Often, if a node has zero or very few users, it's likely the node is being drained for maintenance purposes and/or has been removed from the pool.

5 Minute Load Average

5 min load ave.png

This panel shows the 5 minute load average of each login node.
A red threshold line has been added to indicate a higher than expected load average.
Being over the threshold does not necessarily imply a problem with that node.
As with all panels, you can hover your mouse over a point on the line and it will display the value at that point.
If a value is not displayed, move your cursor slightly left or right.

CPU Status

Cpu status.png

This panel shows the number of CPUs that are allocated, idle and reserved.
It also displays both the current value and average value. Average is calculated based on chosen time range.
Data is collected every 15 minutes and are a snapshot of that point in time.
You can hover over the points in the line to get the value for that time.
Allocated CPUs are actively performing job functions.
Idle CPUs are available to be scheduled.
Reserved CPUs are generally unavailable for scheduling and most often are held for system maintenance.

1 Minute Load Average

1 min load ave.png

This panel shows the 1 minute load average of the login nodes.
It is similar to the 5 minute average but this one can spike higher at times.
If the 1 minute load average is high, but the 5 minute average is not, then it's an indication of a short spike of activity.
If both the 1 and 5 minute averages are high, then it's possible someone has started a CPU intensive process.
There is also a threshold value set to indicate a higher than expected load.

GPU Allocation

Gpu status.png

This panel shows the allocated percentage of GPUs per product family and overall.
It also displays both the current and average allocation, calculated over the chosen time range.
The overall allocation includes all GPU families.
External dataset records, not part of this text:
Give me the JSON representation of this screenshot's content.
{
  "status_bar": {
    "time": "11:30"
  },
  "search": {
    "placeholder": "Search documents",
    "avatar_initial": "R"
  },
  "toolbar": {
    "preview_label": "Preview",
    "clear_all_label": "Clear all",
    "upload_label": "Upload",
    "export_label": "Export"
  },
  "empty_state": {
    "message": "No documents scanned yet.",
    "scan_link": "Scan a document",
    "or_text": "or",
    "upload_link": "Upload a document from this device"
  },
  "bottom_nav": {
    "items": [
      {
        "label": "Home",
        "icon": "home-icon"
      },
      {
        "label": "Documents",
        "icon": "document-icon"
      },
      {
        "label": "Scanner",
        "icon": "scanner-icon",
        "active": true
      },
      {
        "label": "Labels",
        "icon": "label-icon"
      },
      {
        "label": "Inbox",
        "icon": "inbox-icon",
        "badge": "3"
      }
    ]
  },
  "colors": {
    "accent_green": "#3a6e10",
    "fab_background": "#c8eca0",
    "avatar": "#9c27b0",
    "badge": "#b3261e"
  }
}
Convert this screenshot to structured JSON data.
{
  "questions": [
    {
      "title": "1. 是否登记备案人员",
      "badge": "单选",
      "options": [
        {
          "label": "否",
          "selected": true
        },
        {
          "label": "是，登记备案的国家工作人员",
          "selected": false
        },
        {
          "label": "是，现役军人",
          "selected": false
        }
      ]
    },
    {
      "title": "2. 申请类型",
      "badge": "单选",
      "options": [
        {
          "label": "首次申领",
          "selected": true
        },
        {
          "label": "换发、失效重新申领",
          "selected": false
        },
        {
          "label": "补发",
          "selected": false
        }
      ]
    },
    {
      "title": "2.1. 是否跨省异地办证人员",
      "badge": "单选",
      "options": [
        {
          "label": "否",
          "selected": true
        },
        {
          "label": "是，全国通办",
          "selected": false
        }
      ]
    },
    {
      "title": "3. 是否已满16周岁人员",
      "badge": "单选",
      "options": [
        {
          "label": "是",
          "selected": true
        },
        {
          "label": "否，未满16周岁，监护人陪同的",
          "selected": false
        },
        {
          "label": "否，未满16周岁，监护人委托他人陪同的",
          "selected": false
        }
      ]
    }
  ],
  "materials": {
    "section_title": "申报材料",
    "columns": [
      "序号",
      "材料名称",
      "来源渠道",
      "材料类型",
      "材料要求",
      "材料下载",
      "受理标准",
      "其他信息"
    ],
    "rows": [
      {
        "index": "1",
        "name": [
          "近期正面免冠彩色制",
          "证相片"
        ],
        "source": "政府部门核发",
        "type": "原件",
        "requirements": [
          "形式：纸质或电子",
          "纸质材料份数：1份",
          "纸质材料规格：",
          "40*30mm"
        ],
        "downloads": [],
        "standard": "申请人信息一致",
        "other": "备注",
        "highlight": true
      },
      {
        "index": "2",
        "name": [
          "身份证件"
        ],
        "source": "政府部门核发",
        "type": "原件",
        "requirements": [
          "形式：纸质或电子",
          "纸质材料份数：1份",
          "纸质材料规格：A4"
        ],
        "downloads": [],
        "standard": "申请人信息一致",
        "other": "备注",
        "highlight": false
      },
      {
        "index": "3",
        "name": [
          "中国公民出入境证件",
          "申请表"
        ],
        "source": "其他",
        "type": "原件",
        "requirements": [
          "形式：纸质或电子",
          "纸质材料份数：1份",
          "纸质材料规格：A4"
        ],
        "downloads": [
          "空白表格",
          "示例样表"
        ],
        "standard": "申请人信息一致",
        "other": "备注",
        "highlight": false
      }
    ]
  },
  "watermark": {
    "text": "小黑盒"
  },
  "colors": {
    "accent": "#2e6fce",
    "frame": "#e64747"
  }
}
Slurm Jobs Started per Minute

Slurm job starts.png

This panel shows the number of jobs started by the Slurm scheduler every minute.
To view the value of a specific point, you can hover your mouse over a bar.
Each bar should display a value.

Dashboard Panels Explained

The dashboard has several restrictions, but there are some areas that can be changed.

Changing the Time Range

framesless

You are able to change the time range of the dashboard by clicking on the box in the top right corner with the clock icon.
It is set to a default of the "Last 3 hours". When you click this, you will be presented with several preset options.
It's best to use one of the presets. Be advised, when using a longer range, the dashboard panels may be more difficult to view.



Changing the Refresh Frequency

framesless

You are able to adjust how often the dashboard panels refresh.
Click the icon in the top right with the refresh icon. It is set to a default of 5 minutes.
Be advised, making the refresh interval less than 5 minutes will increase the load on backend servers and may result in poor performance of the dashboard.
Also, some of the panels are only designed to collect data every 15 minutes, or longer, so shortening the refresh may have little to no effect.

Changing the Partition

framesless

You can select partitions of interest from the drop down menu at the top left of the dashboard.
Currently, this will only have an effect on the CPU Status panel.
You may select multiple entries from the selector, or choose All (the default).



Maximize a Panel

framesless

If you want to view only a single panel, simply click on the panel title then click View.
This will present only that panel and fill the entire dashboard making it easier to read.